Genetic testing in cancer care is a relatively new element of the field, but some experts are looking to it to help prevent and understand prostate cancer in racially diverse populations.
At the 2019 Prostate Cancer Consensus Conference, prostate cancer experts gathered along with genetic counseling experts to discuss the implementation of genetic testing for treating patients with inherited prostate cancer.
During one of the presentations Curtis A. Pettaway, MD, presented on germline predisposition in males from racially diverse populations. Highlighting the importance of more research needed to be down in these populations to understand how to prevent and treat their illness better.
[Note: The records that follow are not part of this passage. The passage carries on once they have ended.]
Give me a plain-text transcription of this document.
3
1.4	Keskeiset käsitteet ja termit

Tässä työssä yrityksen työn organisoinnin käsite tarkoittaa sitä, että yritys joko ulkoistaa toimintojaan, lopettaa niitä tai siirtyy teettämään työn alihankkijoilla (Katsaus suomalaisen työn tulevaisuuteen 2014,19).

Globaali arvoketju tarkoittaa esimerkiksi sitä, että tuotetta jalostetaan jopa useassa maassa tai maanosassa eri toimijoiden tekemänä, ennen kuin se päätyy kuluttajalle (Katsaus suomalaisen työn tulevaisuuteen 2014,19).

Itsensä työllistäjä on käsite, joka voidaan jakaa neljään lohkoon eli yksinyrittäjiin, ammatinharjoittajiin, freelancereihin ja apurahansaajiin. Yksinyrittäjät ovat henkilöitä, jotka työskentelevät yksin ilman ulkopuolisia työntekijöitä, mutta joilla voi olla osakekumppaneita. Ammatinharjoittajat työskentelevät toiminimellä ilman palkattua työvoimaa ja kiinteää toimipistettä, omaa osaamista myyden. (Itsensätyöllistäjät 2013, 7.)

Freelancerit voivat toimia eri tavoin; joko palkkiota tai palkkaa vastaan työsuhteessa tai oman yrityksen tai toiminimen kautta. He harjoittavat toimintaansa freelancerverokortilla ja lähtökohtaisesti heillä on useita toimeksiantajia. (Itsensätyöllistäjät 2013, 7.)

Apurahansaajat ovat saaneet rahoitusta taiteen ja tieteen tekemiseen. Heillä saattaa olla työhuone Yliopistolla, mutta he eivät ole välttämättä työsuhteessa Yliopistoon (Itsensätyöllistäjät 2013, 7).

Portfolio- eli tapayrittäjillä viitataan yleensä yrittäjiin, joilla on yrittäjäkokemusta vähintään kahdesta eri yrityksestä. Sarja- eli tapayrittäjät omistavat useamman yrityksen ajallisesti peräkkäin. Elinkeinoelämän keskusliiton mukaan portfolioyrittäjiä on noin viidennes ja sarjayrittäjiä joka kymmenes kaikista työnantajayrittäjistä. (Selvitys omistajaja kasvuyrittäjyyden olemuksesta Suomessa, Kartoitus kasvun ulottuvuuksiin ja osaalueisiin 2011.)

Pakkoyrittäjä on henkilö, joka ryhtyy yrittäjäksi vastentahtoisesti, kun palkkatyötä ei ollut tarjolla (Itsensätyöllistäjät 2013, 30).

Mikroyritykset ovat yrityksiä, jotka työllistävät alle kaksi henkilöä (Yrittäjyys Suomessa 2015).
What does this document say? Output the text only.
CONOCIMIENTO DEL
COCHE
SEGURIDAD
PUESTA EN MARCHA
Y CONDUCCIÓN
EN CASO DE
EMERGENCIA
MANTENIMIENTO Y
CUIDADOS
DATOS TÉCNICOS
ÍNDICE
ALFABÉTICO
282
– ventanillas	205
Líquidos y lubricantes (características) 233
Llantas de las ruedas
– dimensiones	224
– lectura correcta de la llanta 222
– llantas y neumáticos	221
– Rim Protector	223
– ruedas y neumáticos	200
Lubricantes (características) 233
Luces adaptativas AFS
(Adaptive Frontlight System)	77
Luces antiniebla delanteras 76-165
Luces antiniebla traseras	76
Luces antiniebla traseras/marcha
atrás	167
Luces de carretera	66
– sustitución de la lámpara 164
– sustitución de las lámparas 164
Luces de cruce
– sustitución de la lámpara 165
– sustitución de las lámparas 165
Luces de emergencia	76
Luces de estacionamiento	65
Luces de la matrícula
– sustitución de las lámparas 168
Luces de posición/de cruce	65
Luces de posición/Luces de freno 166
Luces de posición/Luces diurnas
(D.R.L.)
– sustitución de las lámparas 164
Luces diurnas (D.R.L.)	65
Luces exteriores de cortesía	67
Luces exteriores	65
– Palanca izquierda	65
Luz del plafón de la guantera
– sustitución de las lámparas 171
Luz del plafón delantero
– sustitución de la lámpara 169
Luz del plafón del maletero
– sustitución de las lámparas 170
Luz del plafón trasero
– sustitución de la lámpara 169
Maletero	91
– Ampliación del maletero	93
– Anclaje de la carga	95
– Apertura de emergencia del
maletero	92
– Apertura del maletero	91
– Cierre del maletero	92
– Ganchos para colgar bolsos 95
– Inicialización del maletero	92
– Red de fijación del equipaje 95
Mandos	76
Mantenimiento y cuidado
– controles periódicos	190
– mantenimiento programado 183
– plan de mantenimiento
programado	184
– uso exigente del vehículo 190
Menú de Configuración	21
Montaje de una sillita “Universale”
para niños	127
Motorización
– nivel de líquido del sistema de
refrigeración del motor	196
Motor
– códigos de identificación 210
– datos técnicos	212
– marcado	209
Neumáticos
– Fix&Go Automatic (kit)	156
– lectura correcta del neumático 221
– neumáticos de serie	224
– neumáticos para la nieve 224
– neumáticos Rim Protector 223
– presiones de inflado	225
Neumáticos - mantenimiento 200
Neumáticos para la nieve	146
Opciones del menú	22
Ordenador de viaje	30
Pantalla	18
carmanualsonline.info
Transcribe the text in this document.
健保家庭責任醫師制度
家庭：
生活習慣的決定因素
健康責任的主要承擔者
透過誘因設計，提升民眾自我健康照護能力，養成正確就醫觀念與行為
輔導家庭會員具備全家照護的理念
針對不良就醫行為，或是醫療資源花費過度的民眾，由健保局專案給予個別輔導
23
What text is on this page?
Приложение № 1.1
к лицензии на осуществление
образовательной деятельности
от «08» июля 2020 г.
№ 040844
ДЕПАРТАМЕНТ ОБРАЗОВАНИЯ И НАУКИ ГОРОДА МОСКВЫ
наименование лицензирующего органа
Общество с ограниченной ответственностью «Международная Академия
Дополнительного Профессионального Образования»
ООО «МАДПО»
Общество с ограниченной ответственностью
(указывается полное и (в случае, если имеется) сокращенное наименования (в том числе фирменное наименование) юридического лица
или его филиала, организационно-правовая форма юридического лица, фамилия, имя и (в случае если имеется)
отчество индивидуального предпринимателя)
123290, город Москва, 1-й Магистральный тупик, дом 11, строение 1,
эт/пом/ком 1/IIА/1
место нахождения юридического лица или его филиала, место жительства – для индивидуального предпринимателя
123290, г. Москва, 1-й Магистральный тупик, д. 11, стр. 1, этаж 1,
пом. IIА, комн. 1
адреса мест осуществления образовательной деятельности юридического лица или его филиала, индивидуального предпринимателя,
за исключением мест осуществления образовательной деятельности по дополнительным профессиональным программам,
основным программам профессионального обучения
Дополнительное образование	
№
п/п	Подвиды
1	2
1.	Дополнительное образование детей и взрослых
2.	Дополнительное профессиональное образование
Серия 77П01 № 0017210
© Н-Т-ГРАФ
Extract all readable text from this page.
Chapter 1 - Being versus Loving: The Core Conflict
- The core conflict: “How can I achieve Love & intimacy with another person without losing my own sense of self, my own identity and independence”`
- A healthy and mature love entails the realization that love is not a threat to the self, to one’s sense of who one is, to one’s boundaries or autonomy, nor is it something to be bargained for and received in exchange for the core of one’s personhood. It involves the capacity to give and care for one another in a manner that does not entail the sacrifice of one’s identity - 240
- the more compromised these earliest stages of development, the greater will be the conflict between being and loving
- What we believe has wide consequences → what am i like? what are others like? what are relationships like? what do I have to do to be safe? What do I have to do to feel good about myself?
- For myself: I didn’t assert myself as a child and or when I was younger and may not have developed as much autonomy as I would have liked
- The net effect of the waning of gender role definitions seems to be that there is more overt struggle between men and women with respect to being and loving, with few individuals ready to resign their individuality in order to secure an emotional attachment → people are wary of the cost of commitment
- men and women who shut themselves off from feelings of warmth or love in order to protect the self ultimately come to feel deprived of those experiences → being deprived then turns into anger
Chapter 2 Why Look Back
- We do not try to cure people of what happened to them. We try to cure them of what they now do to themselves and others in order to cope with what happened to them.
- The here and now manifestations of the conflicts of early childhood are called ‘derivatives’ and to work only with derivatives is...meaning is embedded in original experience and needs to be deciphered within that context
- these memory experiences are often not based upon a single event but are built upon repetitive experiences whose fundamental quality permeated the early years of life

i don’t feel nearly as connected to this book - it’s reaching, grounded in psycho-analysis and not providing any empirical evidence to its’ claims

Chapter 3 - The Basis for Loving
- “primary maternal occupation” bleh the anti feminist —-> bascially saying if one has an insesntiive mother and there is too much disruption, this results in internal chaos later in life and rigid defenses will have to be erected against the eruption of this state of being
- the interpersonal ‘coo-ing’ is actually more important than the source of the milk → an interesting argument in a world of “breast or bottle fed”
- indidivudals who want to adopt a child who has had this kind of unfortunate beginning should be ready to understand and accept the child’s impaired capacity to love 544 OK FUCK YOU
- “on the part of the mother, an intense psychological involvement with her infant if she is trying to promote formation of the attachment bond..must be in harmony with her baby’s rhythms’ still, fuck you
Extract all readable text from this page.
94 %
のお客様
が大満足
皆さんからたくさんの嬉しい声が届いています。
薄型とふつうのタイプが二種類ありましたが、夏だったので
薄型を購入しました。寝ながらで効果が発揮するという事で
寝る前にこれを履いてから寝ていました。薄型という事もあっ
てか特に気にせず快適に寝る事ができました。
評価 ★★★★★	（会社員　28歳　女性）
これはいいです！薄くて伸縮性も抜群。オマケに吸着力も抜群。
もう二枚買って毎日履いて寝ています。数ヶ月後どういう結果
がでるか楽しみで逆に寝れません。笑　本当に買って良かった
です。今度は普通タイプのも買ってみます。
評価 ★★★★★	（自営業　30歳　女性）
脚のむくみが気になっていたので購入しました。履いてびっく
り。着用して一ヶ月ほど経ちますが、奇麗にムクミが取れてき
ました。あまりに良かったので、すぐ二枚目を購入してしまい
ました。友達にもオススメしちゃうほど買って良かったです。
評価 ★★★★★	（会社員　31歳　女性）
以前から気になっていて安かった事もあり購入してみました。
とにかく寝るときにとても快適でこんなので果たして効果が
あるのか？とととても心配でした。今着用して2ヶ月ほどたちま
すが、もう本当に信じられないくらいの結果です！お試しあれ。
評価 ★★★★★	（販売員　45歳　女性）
Pettaway, a professor of medicine at The University of Texas MD Anderson Cancer Center, Houston, Texas, had the chance to sit down with OncLive®, a sister publication to Oncology Nursing News®, and discuss genetic testing recommendations in patients from racially diverse populations.
You know, there are testing recommendations now, certainly through the National Comprehensive Cancer Network, and men are being referred for testing, specifically prostate cancer patients are being referred. And when we look at the set of genes that would be remit recommended by the NCCN, we see that these same genes are seen in racially diverse populations.
They're seen in African American patients they're seen in Hispanic patients; they're seen in Asian patients. Some of the mutations look like they might be a little lower, in fact, in African American and Hispanic patients such as mutations and BRCA 1 and 2 the ATM gene.